I do just that... Mainly premade raw and a high quality grain free kibble, and a couple times a week I throw in a 'real' raw meal


----------



## Chagall's mom (Jan 9, 2010)

*liljaker: *Good way to "wing it" when it comes to real raw!:wink: Glad Sunny got such a great treat, his teeth are gonna be extra sparkly from those chicken wings!!


----------



## cavon (Aug 10, 2010)

Finnegan is jealous because I am too much of a "chicken" to give him raw meat with bones in it!!!


----------



## liljaker (Aug 6, 2011)

Cavon --- I sort of feel the same way, although my vet (who advocates raw fed, but doesn't push it) said uncooked bones are very very safe; so I feel comfortably in the middle, with the premade raw. Well, Sunny crunched up his little chicken wing -- I watched him, and was very happy!!!! I may just do treats of a wing or neck occasionally for a change.


----------



## Quossum (Mar 18, 2011)

Good for you! Chicken wings are how a lot of raw feeders start out. Our dogs are raw fed; Sugarfoot's morning training session is usually done with his breakfast of chopped up chicken necks.

--Q


----------



## CT Girl (Nov 17, 2010)

Cavon toss that dog a raw bone. He will be fine. A raw chicken neck is the high point of my Roy's Swizzle's day.


----------



## cavon (Aug 10, 2010)

LOL!!! CT Girl, you have no idea how many times I have tried, but just can't let it go from my hand!!!

I have given him raw marrow bones, and I guess you can tell by the picture that he LOVES them!

I have given him pieces of raw meat, just nothing with bones in it.


----------



## liljaker (Aug 6, 2011)

Cavon -- I always used to do raw femur (marrow) bones for Jake, and also the butcher used to cut in lengthwise. As he got older, the marrow was too rich for him, so I would take most of it out. Then, I heard about dogs chipping their teeth, etc. and read that you should not use weight bearing bones.....sigh.....there is so much contradictory information out there.
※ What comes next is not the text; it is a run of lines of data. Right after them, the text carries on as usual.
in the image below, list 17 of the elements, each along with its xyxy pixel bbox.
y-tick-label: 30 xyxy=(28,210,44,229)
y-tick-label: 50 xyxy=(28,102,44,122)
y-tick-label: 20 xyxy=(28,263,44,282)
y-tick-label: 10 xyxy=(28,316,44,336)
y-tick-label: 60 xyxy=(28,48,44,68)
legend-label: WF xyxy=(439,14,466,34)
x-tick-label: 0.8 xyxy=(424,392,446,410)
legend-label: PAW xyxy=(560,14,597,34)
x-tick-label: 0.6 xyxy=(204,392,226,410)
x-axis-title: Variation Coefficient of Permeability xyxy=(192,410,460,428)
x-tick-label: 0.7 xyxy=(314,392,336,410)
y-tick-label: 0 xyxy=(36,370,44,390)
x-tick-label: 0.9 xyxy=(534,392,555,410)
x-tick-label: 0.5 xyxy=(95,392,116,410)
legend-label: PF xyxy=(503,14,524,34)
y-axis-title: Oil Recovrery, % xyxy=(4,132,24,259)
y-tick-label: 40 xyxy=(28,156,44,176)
Sunny's breeder would always provide the pups with raw marrow bones, etc., and occasionally I do that from the butcher, too, but he really loves the raw beef rib bones, and it's longer so he works on it for quite a while and it is bone dry when he is through.


----------



## liljaker (Aug 6, 2011)

Cavon, Well, I didn't have a chance to let the chicken wing go from my hand.....Sunny snatched it right out of my hand, thank you!


----------